A while back, my wife and I were co-teaching the book of James to a small group. After spending an hour talking about the book, we barely finished James 1:2, which tells us to consider it an opportunity for great joy when troubles come our way. Doesn’t that sound easy and fun?
While Barbara led the group discussion around the question, “What does joy look like?” I meandered over to Philippians 4. I knew it had some good stuff to say about joy, so I found the above passage I wanted and read it to the group. And as soon as I did, I knew it was going to bother me.
Although Paul wrote to the Philippians from prison, he still finds a way to be joyful. I didn’t say he was enjoying his stay in prison, but that he chose joy as his attitude. So far, so good. Paul is a better man than I am, but that is not what struck me. What struck me is what I call “The Look of Joy.” We’ll often ask what love looks like, and there is even a song called, “The Look of Love.” But what about joy? Barbara asked, “What does joy look like?” According to Philippians 4:5, joy looks like “consideration.”

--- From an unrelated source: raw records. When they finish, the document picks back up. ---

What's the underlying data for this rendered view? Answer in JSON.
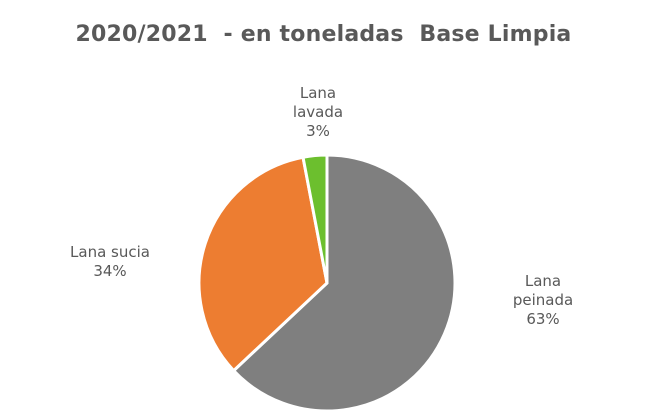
{
  "chart_data": {
    "type": "pie",
    "title": "2020/2021  - en toneladas  Base Limpia",
    "slices": [
      {
        "label_lines": [
          "Lana",
          "peinada"
        ],
        "percent_label": "63%",
        "value": 63,
        "color": "#7f7f7f"
      },
      {
        "label_lines": [
          "Lana sucia"
        ],
        "percent_label": "34%",
        "value": 34,
        "color": "#ed7d31"
      },
      {
        "label_lines": [
          "Lana",
          "lavada"
        ],
        "percent_label": "3%",
        "value": 3,
        "color": "#6cbf2e"
      }
    ],
    "start": "12 o'clock",
    "direction": "clockwise",
    "border_color": "#ffffff",
    "legend": "none"
  }
}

That is when I got bothered. I knew from experience that when I’m in a good mood and everything is right in the world, I show copious amounts of consideration. I tip the waitress more than she deserves, give more money to the needy and smile for no sane reason. However, when I am not joyful – when I am hurt, angry, disappointed or preoccupied with my own problems, I am not very considerate to others. In other words, I’m joyful and considerate when I feel like it and not joyful when I don’t want to be. If there is a trial, I’m not joyful and considerate and if the trials are minimal, I’m a nice guy.
What an awful way to live like a Christian.

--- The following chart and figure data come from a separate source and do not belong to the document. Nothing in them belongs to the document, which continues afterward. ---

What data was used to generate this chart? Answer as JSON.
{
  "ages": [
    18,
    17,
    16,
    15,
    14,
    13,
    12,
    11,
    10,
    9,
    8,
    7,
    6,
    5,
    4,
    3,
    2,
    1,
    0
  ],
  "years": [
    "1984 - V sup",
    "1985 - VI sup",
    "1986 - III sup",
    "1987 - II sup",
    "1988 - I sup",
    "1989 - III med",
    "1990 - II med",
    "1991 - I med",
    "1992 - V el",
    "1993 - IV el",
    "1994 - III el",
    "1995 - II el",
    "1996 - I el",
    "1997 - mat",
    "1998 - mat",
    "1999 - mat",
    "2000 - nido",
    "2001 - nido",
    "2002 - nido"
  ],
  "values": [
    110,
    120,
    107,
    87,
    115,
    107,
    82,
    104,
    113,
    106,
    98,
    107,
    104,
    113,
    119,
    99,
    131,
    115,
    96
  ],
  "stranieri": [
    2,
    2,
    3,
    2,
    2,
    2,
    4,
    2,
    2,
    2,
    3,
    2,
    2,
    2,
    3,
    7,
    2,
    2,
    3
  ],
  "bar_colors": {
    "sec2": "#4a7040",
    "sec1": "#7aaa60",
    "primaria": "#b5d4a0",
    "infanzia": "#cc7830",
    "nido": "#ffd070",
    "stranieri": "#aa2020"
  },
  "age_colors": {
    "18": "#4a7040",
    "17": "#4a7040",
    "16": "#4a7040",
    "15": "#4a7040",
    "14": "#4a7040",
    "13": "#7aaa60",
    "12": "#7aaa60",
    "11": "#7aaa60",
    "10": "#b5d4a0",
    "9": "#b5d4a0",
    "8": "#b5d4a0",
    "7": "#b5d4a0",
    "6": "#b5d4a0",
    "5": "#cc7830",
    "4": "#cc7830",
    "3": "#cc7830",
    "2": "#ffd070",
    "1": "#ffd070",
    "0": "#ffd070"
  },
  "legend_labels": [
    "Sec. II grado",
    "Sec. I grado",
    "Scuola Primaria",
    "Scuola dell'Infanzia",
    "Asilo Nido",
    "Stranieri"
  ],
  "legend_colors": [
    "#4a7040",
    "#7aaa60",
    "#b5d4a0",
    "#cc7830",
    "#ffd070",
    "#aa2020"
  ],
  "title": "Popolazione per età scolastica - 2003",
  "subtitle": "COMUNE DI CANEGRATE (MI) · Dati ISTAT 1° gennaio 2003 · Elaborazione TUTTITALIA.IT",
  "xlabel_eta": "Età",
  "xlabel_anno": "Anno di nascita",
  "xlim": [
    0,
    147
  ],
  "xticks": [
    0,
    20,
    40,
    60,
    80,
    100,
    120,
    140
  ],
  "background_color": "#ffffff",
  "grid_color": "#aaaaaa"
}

In order to justify myself and ease my troubled mind, I started to do a word study to see what “consideration” really means in the Greek. I find I do that on the occasions when the Word hits too close to home. I’ll look for ways the translators may have missed a word to justify my own bad attitude. You see, I didn’t always want to be considerate, and I certainly didn’t want my ability to be considerate to people linked with joy, a fruit of the Spirit (Galatians 5:22). But the more I studied, the more I dug a hole.
It seems that no one word really conveys the idea of “consideration”, or epiekēs in the Greek. Some words come close, like gentle, kind, fair, reasonable, lenient and mild. Furthermore, this word indicates a willingness to yield to another person’s rights while we are gentle and considerate.
See why this bothers me? It is easy to show this consideration to nice people when I’m in just the right mood, but Paul tells us to show this attitude to everyone – Christian friends, difficult family members, ornery co-workers, people we admire and yes, even those church people who “just get on my nerves.”
In the end, I think I answered my wife’s question, “What does joy look like?” Joy looks like a person who is considerate, gentle, kind and fair to everyone, even in the midst of trials, tribulations or a prison cell. I know that my joy doesn’t always show in everything I do, but God still loves me and seems to be helping me work on it every chance He gets. And for that, I choose to be joyful.